M. Henri Emmanuelli. La situation, nous la connaissons !

M. le ministre de l’emploi, de la cohésion sociale et du logement. Mais vous avez voulu tenter une opération politicienne qui me navre. (Protestations sur les bancs du groupe socialiste.)

M. Jean Glavany. Je vous ai parlé de la France, monsieur le ministre.

M. Jérôme Lambert. Parler du chômage, c’est faire une opération politicienne ?

M. le ministre de l’emploi, de la cohésion sociale et du logement. Puisque vous êtes sensible aux chiffres du chômage, combien avez-vous dû souffrir au cours des douze derniers mois du gouvernement de Lionel Jospin, tout au long desquels il n’a malheureusement pas cessé d’augmenter ! (Rires et applaudissements sur les bancs du groupe de l’Union pour un mouvement populaire.)

M. Jean Marsaudon. C’est indéniable !

M. le ministre de l’emploi, de la cohésion sociale et du logement. Vous savez mieux que quiconque qu’il s’agit de tendances lourdes et que le combat est difficile. Aujourd’hui, vous n’avez plus de regard que pour l’emploi marchand mais, dans d’autres débats, vous critiquez les entreprises.

Mme Hélène Mignon. C’est faux ! Vous mentez !

M. le ministre de l’emploi, de la cohésion sociale et du logement. Il y a quelques années, vous vous attribuiez toute la gloire des CES et des CEC, qui avaient pourtant favorisé la création de 650 000 contrats aidés précaires.

M. Jean Glavany. Faites-en autant !

M. le ministre de l’emploi, de la cohésion sociale et du logement. De grâce, monsieur Glavany, vous savez que ce sujet doit être examiné à moyen terme, en fonction d’une tendance générale.
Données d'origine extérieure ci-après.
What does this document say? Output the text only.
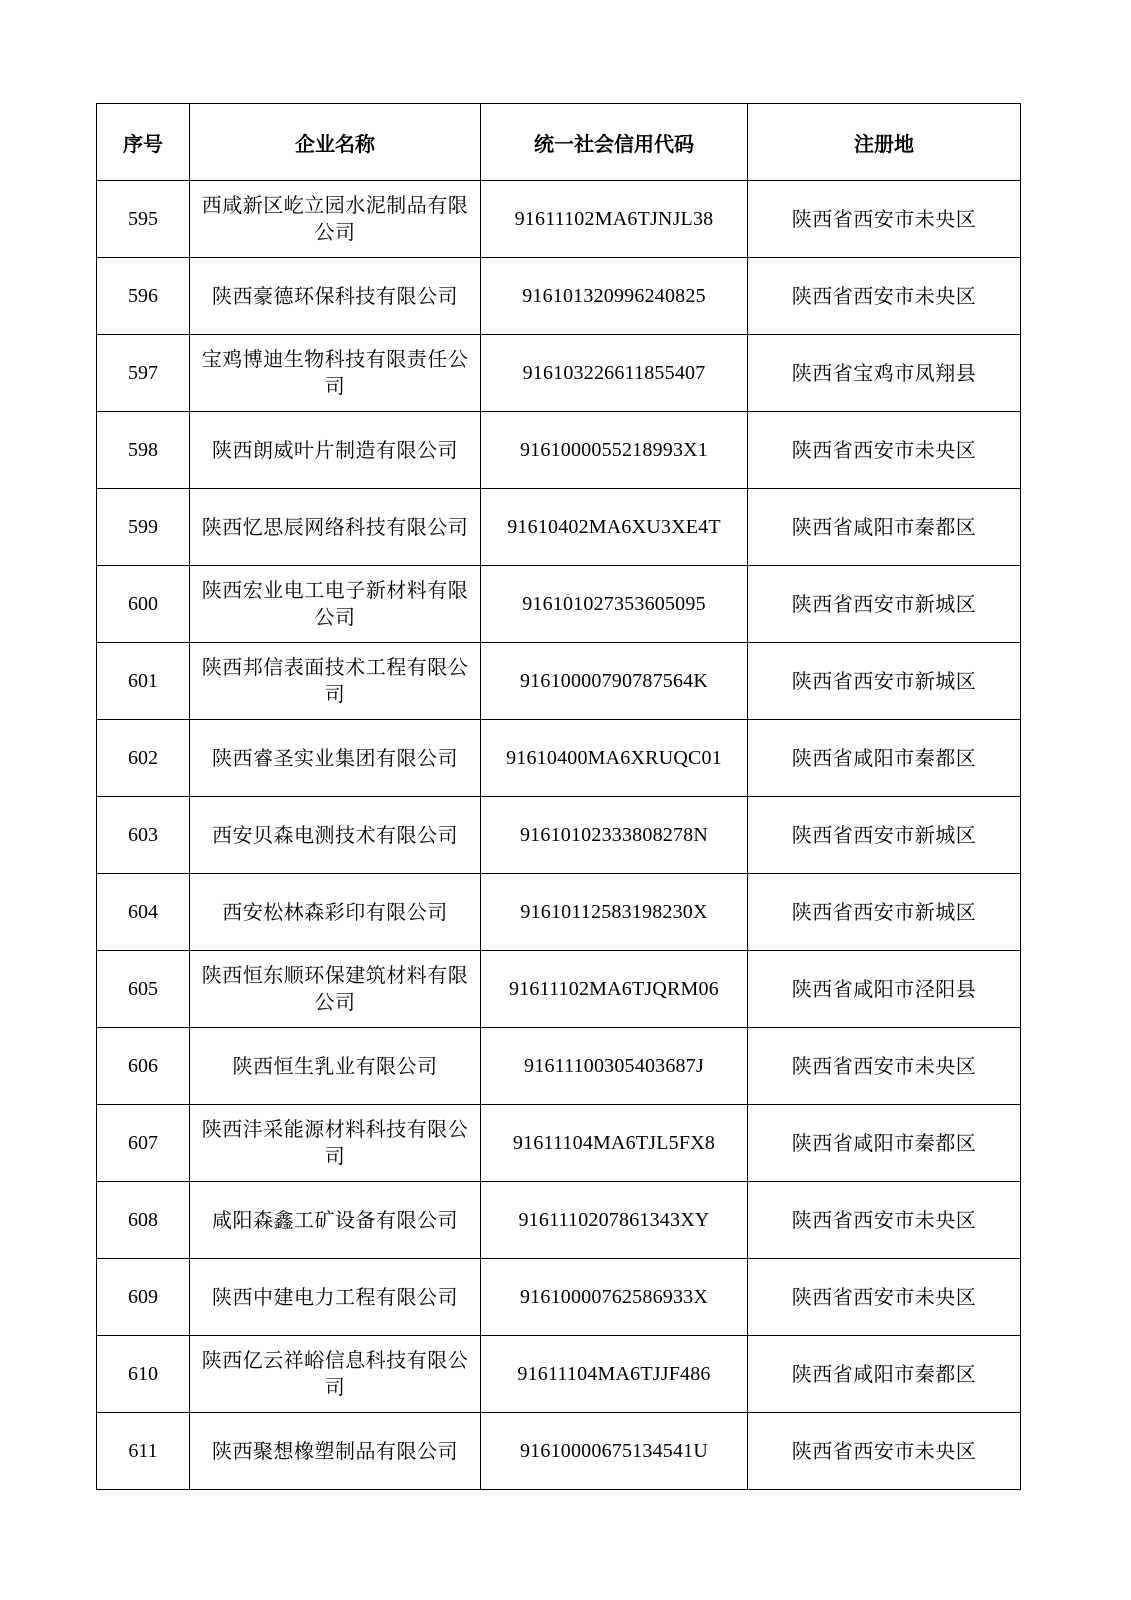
序号	企业名称	统一社会信用代码	注册地
595	西咸新区屹立园水泥制品有限公司	91611102MA6TJNJL38	陕西省西安市未央区
596	陕西豪德环保科技有限公司	916101320996240825	陕西省西安市未央区
597	宝鸡博迪生物科技有限责任公司	916103226611855407	陕西省宝鸡市凤翔县
598	陕西朗威叶片制造有限公司	9161000055218993X1	陕西省西安市未央区
599	陕西忆思辰网络科技有限公司	91610402MA6XU3XE4T	陕西省咸阳市秦都区
600	陕西宏业电工电子新材料有限公司	916101027353605095	陕西省西安市新城区
601	陕西邦信表面技术工程有限公司	91610000790787564K	陕西省西安市新城区
602	陕西睿圣实业集团有限公司	91610400MA6XRUQC01	陕西省咸阳市秦都区
603	西安贝森电测技术有限公司	91610102333808278N	陕西省西安市新城区
604	西安松林森彩印有限公司	91610112583198230X	陕西省西安市新城区
605	陕西恒东顺环保建筑材料有限公司	91611102MA6TJQRM06	陕西省咸阳市泾阳县
606	陕西恒生乳业有限公司	91611100305403687J	陕西省西安市未央区
607	陕西沣采能源材料科技有限公司	91611104MA6TJL5FX8	陕西省咸阳市秦都区
608	咸阳森鑫工矿设备有限公司	9161110207861343XY	陕西省西安市未央区
609	陕西中建电力工程有限公司	91610000762586933X	陕西省西安市未央区
610	陕西亿云祥峪信息科技有限公司	91611104MA6TJJF486	陕西省咸阳市秦都区
611	陕西聚想橡塑制品有限公司	91610000675134541U	陕西省西安市未央区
Mme Martine David. Cela fait tout de même quatre ans que vous êtes au pouvoir !

M. le ministre de l’emploi, de la cohésion sociale et du logement. Je vous garantis que nous continuerons à mener la bataille contre le chômage. Je connais la souffrance des demandeurs d’emplois, contraints de frapper à la porte de l’ANPE pour n’être reçus parfois qu’après neuf ou dix mois d’attente. Nous tentons de soutenir leurs efforts et de leur apporter de la considération et de l’information. C’est un combat que nous continuerons à mener. (Applaudissements sur de nombreux bancs du groupe de l’Union pour un mouvement populaire.)

Propos de M. frêche
à l’encontre des harkis

M. le président. La parole est à M. Paul-Henri Cugnenc, pour le groupe UMP.
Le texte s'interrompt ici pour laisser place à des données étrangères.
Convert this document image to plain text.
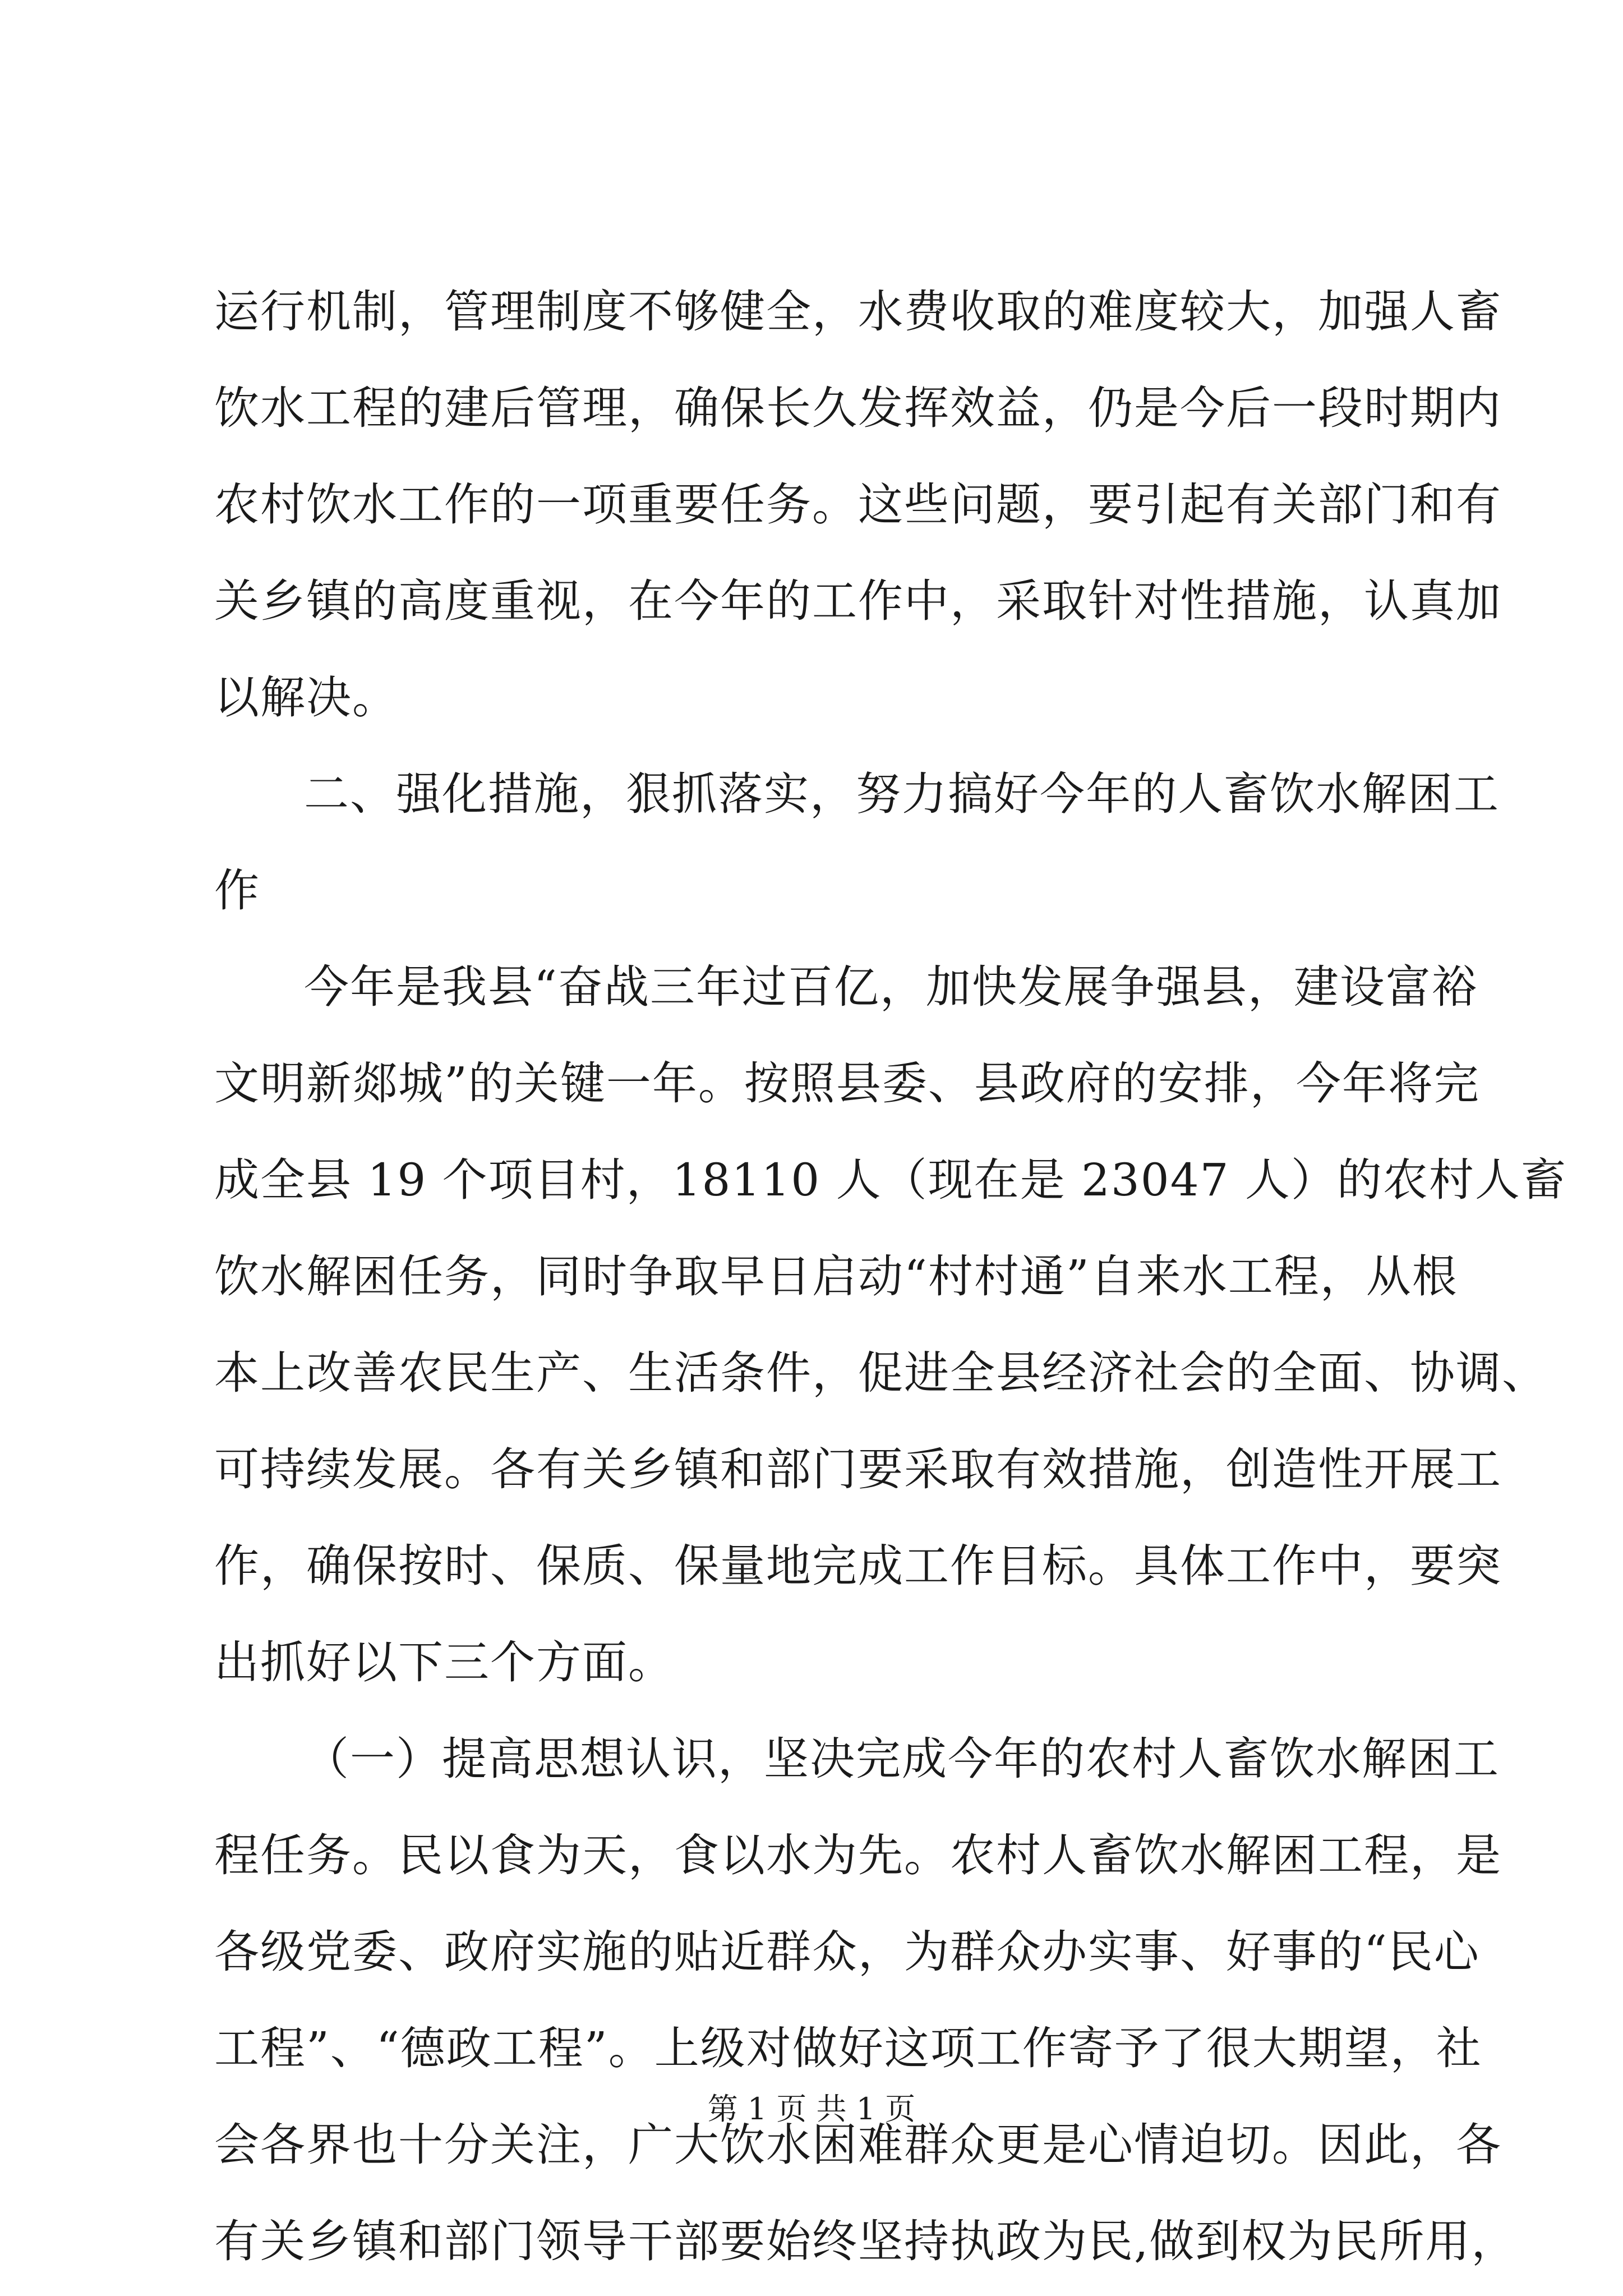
运行机制，管理制度不够健全，水费收取的难度较大，加强人畜
饮水工程的建后管理，确保长久发挥效益，仍是今后一段时期内
农村饮水工作的一项重要任务。这些问题，要引起有关部门和有
关乡镇的高度重视，在今年的工作中，采取针对性措施，认真加
以解决。
二、强化措施，狠抓落实，努力搞好今年的人畜饮水解困工
作
今年是我县“奋战三年过百亿，加快发展争强县，建设富裕
文明新郯城”的关键一年。按照县委、县政府的安排，今年将完
成全县 19 个项目村，18110 人（现在是 23047 人）的农村人畜
饮水解困任务，同时争取早日启动“村村通”自来水工程，从根
本上改善农民生产、生活条件，促进全县经济社会的全面、协调、
可持续发展。各有关乡镇和部门要采取有效措施，创造性开展工
作，确保按时、保质、保量地完成工作目标。具体工作中，要突
出抓好以下三个方面。
（一）提高思想认识，坚决完成今年的农村人畜饮水解困工
程任务。民以食为天，食以水为先。农村人畜饮水解困工程，是
各级党委、政府实施的贴近群众，为群众办实事、好事的“民心
工程”、“德政工程”。上级对做好这项工作寄予了很大期望，社
会各界也十分关注，广大饮水困难群众更是心情迫切。因此，各
有关乡镇和部门领导干部要始终坚持执政为民,做到权为民所用，
第 1 页 共 1 页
M. Paul-Henri Cugnenc. Monsieur le garde des sceaux, en 1926, dans un livre de triste mémoire, apparaissait la notion de sous-homme, défini comme un homme sans dignité et issu de peuples prétendument inférieurs par celui qui allait devenir en 1933 chancelier du troisième Reich. (« Très juste ! » sur les bancs du groupe de l’Union pour un mouvement populaire.)
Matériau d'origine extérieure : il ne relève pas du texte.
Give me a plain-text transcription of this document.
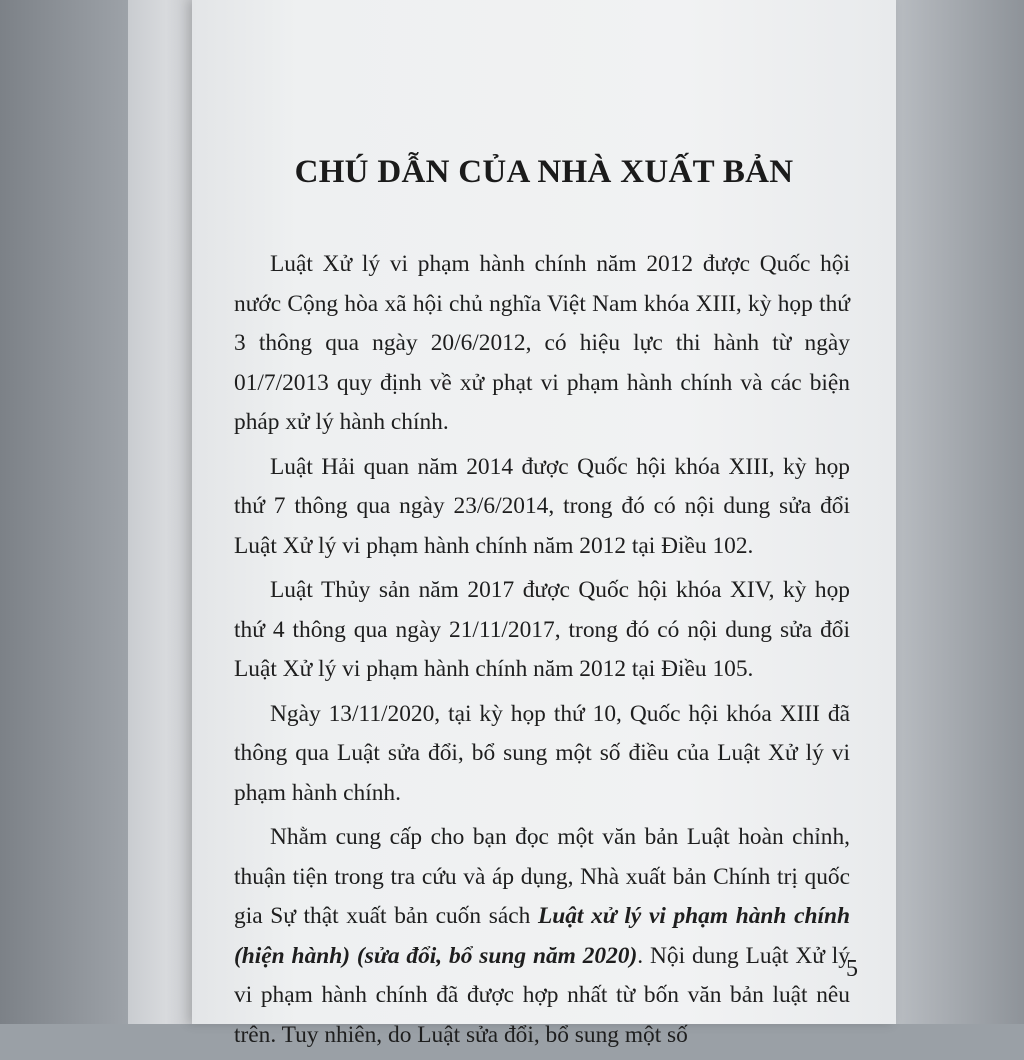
CHÚ DẪN CỦA NHÀ XUẤT BẢN

Luật Xử lý vi phạm hành chính năm 2012 được Quốc hội nước Cộng hòa xã hội chủ nghĩa Việt Nam khóa XIII, kỳ họp thứ 3 thông qua ngày 20/6/2012, có hiệu lực thi hành từ ngày 01/7/2013 quy định về xử phạt vi phạm hành chính và các biện pháp xử lý hành chính.

Luật Hải quan năm 2014 được Quốc hội khóa XIII, kỳ họp thứ 7 thông qua ngày 23/6/2014, trong đó có nội dung sửa đổi Luật Xử lý vi phạm hành chính năm 2012 tại Điều 102.

Luật Thủy sản năm 2017 được Quốc hội khóa XIV, kỳ họp thứ 4 thông qua ngày 21/11/2017, trong đó có nội dung sửa đổi Luật Xử lý vi phạm hành chính năm 2012 tại Điều 105.

Ngày 13/11/2020, tại kỳ họp thứ 10, Quốc hội khóa XIII đã thông qua Luật sửa đổi, bổ sung một số điều của Luật Xử lý vi phạm hành chính.

Nhằm cung cấp cho bạn đọc một văn bản Luật hoàn chỉnh, thuận tiện trong tra cứu và áp dụng, Nhà xuất bản Chính trị quốc gia Sự thật xuất bản cuốn sách Luật xử lý vi phạm hành chính (hiện hành) (sửa đổi, bổ sung năm 2020). Nội dung Luật Xử lý vi phạm hành chính đã được hợp nhất từ bốn văn bản luật nêu trên. Tuy nhiên, do Luật sửa đổi, bổ sung một số

5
Quatre-vingts ans plus tard, cette référence, aggravée de termes tirés d’un florilège tout aussi indécent, réapparaît dans les déclarations du président de la région Languedoc-Roussillon.

M. Julien Dray. Tout dans la nuance !

M. Paul-Henri Cugnenc. Ce ne sont pas d’attristantes excuses, à peine gênées, qui permettront de considérer comme accepté ou pardonné le comportement d’un élu que beaucoup considèrent comme un récidiviste de l’outrance et que les plus indulgents tentent d’excuser en évoquant l’hypothèse d’une dérive psychiatrique. ((Rires et exclamations sur les bancs du groupe de l’Union pour un mouvement populaire.)

J’informe la représentation nationale de deux initiatives émanant aujourd’hui des députés et des sénateurs du Languedoc-Roussillon qui s’associent à ma question et proposent à ceux de nos collègues de l’opposition qui le souhaiteraient de les rejoindre au nom de valeurs humanistes.

M. Jean Glavany. Que Jacques Blanc incarne sans doute à la perfection !

M. Paul-Henri Cugnenc. Premièrement, nous demandons solennellement à tous les élus régionaux du Languedoc-Roussillon, quelle que soit leur appartenance politique, de refuser désormais de siéger sous une présidence qui s’est disqualifiée. (Applaudissements sur les bancs du groupe de l’Union pour un mouvement populaire et sur plusieurs bancs du groupe Union pour la démocratie française.)

M. le président. Poursuivez, monsieur Cugnenc.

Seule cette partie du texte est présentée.